Raum und Grenze

Komplizierte Systeme ziehen mich magisch an. Das ist so mit der Kabbala und auch mit dem tibetischen Buddhismus, der es uns vordergründig einfach macht, bevor er uns in die Verwirrung stützt. Was ist ein Mandala? Etwa ein schön gestalteter, ausgemalter Kreis, mit dem man meditiert? Weit gefehlt.

Über unsere Bergwanderung habe ich gesagt, wir seien von Viertausender umringt gewesen. Da habe ich dem Raum eine Grenze gesetzt, die aus meinem Denken kam.

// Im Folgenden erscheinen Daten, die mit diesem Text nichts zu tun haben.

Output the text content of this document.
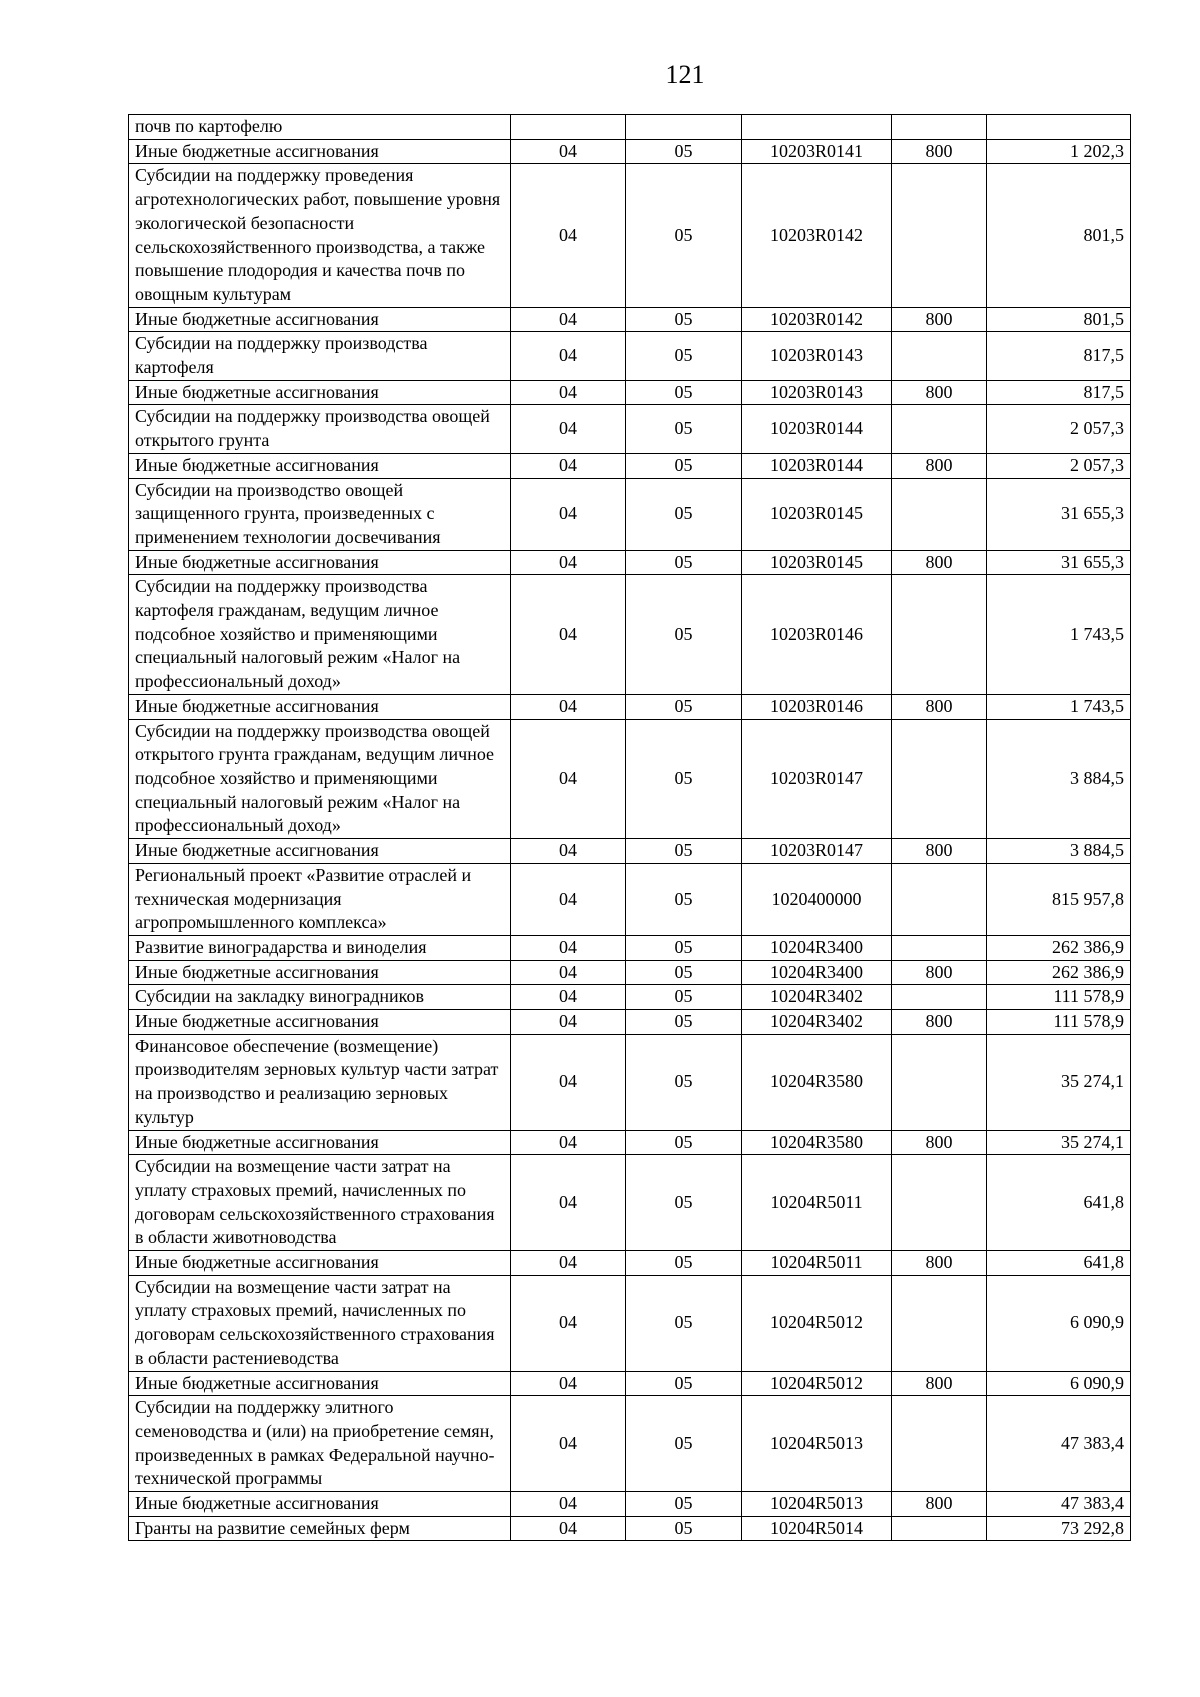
121
почв по картофелю					
Иные бюджетные ассигнования	04	05	10203R0141	800	1 202,3
Субсидии на поддержку проведения агротехнологических работ, повышение уровня экологической безопасности сельскохозяйственного производства, а также повышение плодородия и качества почв по овощным культурам	04	05	10203R0142		801,5
Иные бюджетные ассигнования	04	05	10203R0142	800	801,5
Субсидии на поддержку производства картофеля	04	05	10203R0143		817,5
Иные бюджетные ассигнования	04	05	10203R0143	800	817,5
Субсидии на поддержку производства овощей открытого грунта	04	05	10203R0144		2 057,3
Иные бюджетные ассигнования	04	05	10203R0144	800	2 057,3
Субсидии на производство овощей защищенного грунта, произведенных с применением технологии досвечивания	04	05	10203R0145		31 655,3
Иные бюджетные ассигнования	04	05	10203R0145	800	31 655,3
Субсидии на поддержку производства картофеля гражданам, ведущим личное подсобное хозяйство и применяющими специальный налоговый режим «Налог на профессиональный доход»	04	05	10203R0146		1 743,5
Иные бюджетные ассигнования	04	05	10203R0146	800	1 743,5
Субсидии на поддержку производства овощей открытого грунта гражданам, ведущим личное подсобное хозяйство и применяющими специальный налоговый режим «Налог на профессиональный доход»	04	05	10203R0147		3 884,5
Иные бюджетные ассигнования	04	05	10203R0147	800	3 884,5
Региональный проект «Развитие отраслей и техническая модернизация агропромышленного комплекса»	04	05	1020400000		815 957,8
Развитие виноградарства и виноделия	04	05	10204R3400		262 386,9
Иные бюджетные ассигнования	04	05	10204R3400	800	262 386,9
Субсидии на закладку виноградников	04	05	10204R3402		111 578,9
Иные бюджетные ассигнования	04	05	10204R3402	800	111 578,9
Финансовое обеспечение (возмещение) производителям зерновых культур части затрат на производство и реализацию зерновых культур	04	05	10204R3580		35 274,1
Иные бюджетные ассигнования	04	05	10204R3580	800	35 274,1
Субсидии на возмещение части затрат на уплату страховых премий, начисленных по договорам сельскохозяйственного страхования в области животноводства	04	05	10204R5011		641,8
Иные бюджетные ассигнования	04	05	10204R5011	800	641,8
Субсидии на возмещение части затрат на уплату страховых премий, начисленных по договорам сельскохозяйственного страхования в области растениеводства	04	05	10204R5012		6 090,9
Иные бюджетные ассигнования	04	05	10204R5012	800	6 090,9
Субсидии на поддержку элитного семеноводства и (или) на приобретение семян, произведенных в рамках Федеральной научно-технической программы	04	05	10204R5013		47 383,4
Иные бюджетные ассигнования	04	05	10204R5013	800	47 383,4
Гранты на развитие семейных ферм	04	05	10204R5014		73 292,8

Eine Zuhörerin fragte Chögyam Trungpa, den Lehrer, ganz naiv: Ich verstehe nicht recht, was ein Mandala eigentlich ist. Darauf sagt er:

Es ist Raum, in dem eine Situation geschaffen wird, die auf Begrenzung beruht, einem Revier sozusagen. Es hängt davon ab, ob wir Raum als Raum begreifen oder ihn festklopfen, ob wir nur noch die Grenze als Raum erleben oder den Raum selbst. … Oder sind wir gar bereit, diese ganze Angelegenheit mit Grenze und Raum bleiben zu lassen und uns auf den grundlegenden Grund einzulassen?

Das wäre es, was der Buddhist will: aus den Gegensätzen und Kategorien hinauszuspringen, sich über sie zu erheben, indem man sie ignoriert; das ist noch ein Schritt über die Dialektik hinaus. Schau, was du vor dir hast, sagt der Buddhist. Nimm die Schleier weg. Und alle unsere Worte und Emotionen sind derart geladen mit Bedeutung, dass wir gar nicht mehr wissen, worum es geht. Achtsamkeit ist schon ein Modewort, wir sehen darunter ein gewissenhaftes, vorsichtiges und bewusstes Vorgehen, wo der Buddhist sagt: Achtsamkeit ist Gewahrsam ohne Konditionierung.

Etwas sehen, als sähe es nicht ich, sondern als werde es gesehen. Ich versuche derzeit, meinen Blick zu weiten, und auf meinen Fahrten sehe ich plötzlich viel mehr, als ich vorher gesehen habe. Wie automatenhaft wir doch durchs Leben gondeln! Wir hängen in unseren Tagträumen und sehen nicht, wo wir uns bewegen. Oder wir sind durch Raum oder Grenze hypnotisiert. Es gibt Menschen, die immer nur wissen, was du nicht darfst und was sie selber nicht dürfen; ihr Raum ist eng, sie sind wie Ratten im Käfig, die in steter Angst leben, anzustoßen. Und andere kennen nur den Raum, dehnen sich selbstmächtig aus und überrollen andere, eine Grenze kennen sie nicht, doch früh genug rennen sie sich die Köpfe wund.

Die arroganten Karrieristen wollen etwas und gehen dabei über Grenzen hinweg, verletzen andere und mischen alles auf. Die sind nicht das Problem; schlimm sind die vielen Blockierer und Regelkenner, die nicht wollen, dass sich etwas ändert. Sie sind ängstlich und autoritätshörig und dafür verantwortlich, dass die Mutigen resignieren. Allen Organisationen wohnt eine gewisse inertia inne; sie wollen überleben und möglichst alles so lassen, wie es ist. Weil alle meinen, viel verlieren zu haben und sich an das klammern, was sie haben.

Oder aber: nicht Raum, nicht Grenze. Nicht daran denken, sich ausdehnen zu wollen oder sich blockieren zu lassen. Das Ich abtun; im ichlosen Zustand Dinge tun, die getan werden müssen, alles und nichts für möglich halten und Kategorien wie Raum und Grenze ablehnen. Keine Dogmen, keine Überzeugungen, keine Regeln. Unsre Denkweise kann sich von der anderer unterscheiden. Auf die Frage eines Journalisten sagte einmal einer der Gebrüder Coen: »In solchen Kategorien denken wir nicht.« Wenn nicht mehr gälte, dass Investitionen sich auszahlen müssen und der nächste Job mehr Gehalt bringen soll als der letzte, wenn man einer inneren Weisheit folgen wollte und deren eigenen Gesetzen!

Der tibetische Buddhismus will uns befreien von den Fesseln, die wir uns selber durch unser Denken anlegen. Wir müssen unser Gefängnis verlassen, Vorurteile abwerfen und alles neu sehen lernen wie Kinder. Werdet wieder wie die Kinder, dann steht euch das Himmelreich offen!